# Accumulation Question????



## Acutabovesiny (Aug 25, 2006)

I have an HOA that is disputing snow fall totals. Is there an association or website that can give me official snow accumulation for a specific day in New York? Staten Island?


----------



## Oshkosh (Sep 11, 2005)

*Try the weather sites...*



Acutabovesiny;382373 said:


> I have an HOA that is disputing snow fall totals. Is there an association or website that can give me official snow accumulation for a specific day in New York? Staten Island?


 I just put your location in Accuweather and came up with March's snowfall amounts.

http://wwwa.accuweather.com/forecast-climo.asp?partner=accuweather&traveler=0&zipChg=1&zipcode=10301

You could try Noaa,or maybe even the weather channel???
Is there a local airport there ?,they would keep records also.


----------



## lawnboy11 (Aug 22, 2000)

Acutabovesiny;382373 said:


> I have an HOA that is disputing snow fall totals. Is there an association or website that can give me official snow accumulation for a specific day in New York? Staten Island?


What if it's 2" of snow vs. 2" of ice? HOAs stink.


----------



## Mr.PLOWSI (Nov 15, 2004)

Hey,

Your best bet is the Advance. They called 5 inches, there pn is 718-981-1234. I have 12 accounts all over Staten Island and thats the best way to cover youreslf.

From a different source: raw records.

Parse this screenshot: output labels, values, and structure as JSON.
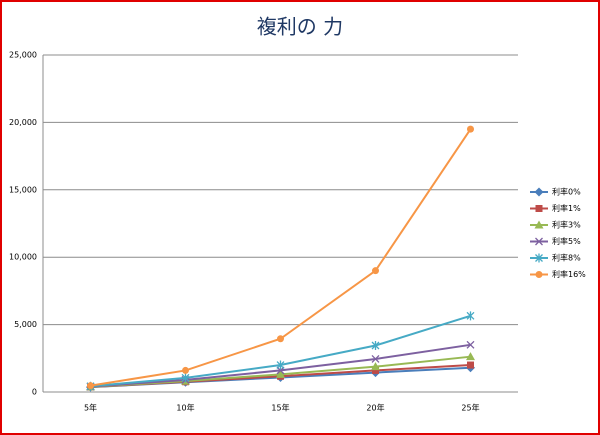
{
  "chart_data": {
    "type": "line",
    "title": "複利の 力",
    "categories": [
      "5年",
      "10年",
      "15年",
      "20年",
      "25年"
    ],
    "series": [
      {
        "name": "利率0%",
        "color": "#4a7ebb",
        "marker": "diamond",
        "values": [
          360,
          720,
          1080,
          1440,
          1800
        ]
      },
      {
        "name": "利率1%",
        "color": "#be4b48",
        "marker": "square",
        "values": [
          370,
          760,
          1170,
          1600,
          2000
        ]
      },
      {
        "name": "利率3%",
        "color": "#98b954",
        "marker": "triangle",
        "values": [
          380,
          810,
          1310,
          1880,
          2620
        ]
      },
      {
        "name": "利率5%",
        "color": "#7d60a0",
        "marker": "x",
        "values": [
          400,
          900,
          1600,
          2450,
          3500
        ]
      },
      {
        "name": "利率8%",
        "color": "#46aac5",
        "marker": "star",
        "values": [
          430,
          1050,
          2000,
          3450,
          5650
        ]
      },
      {
        "name": "利率16%",
        "color": "#f79646",
        "marker": "circle",
        "values": [
          470,
          1600,
          3950,
          9000,
          19500
        ]
      }
    ],
    "ylim": [
      0,
      25000
    ],
    "yticks": [
      0,
      {
        "value": 5000,
        "label": "5,000"
      },
      {
        "value": 10000,
        "label": "10,000"
      },
      {
        "value": 15000,
        "label": "15,000"
      },
      {
        "value": 20000,
        "label": "20,000"
      },
      {
        "value": 25000,
        "label": "25,000"
      }
    ],
    "grid": true,
    "legend": "right"
  }
}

My issue comes with the fact that it wasn't snow, it was 5 inches of ICE, It was the heaviest snow/ice I've ever pushed. I had one account where there were drifts up to 12 inches in the driveways. You can fudge some ofthen numbers it depends on the HOA. Dome swears on the Advance numbers, I argued with Johanna my first 2 years about the amounts and gave up. What a crazy winter,


----------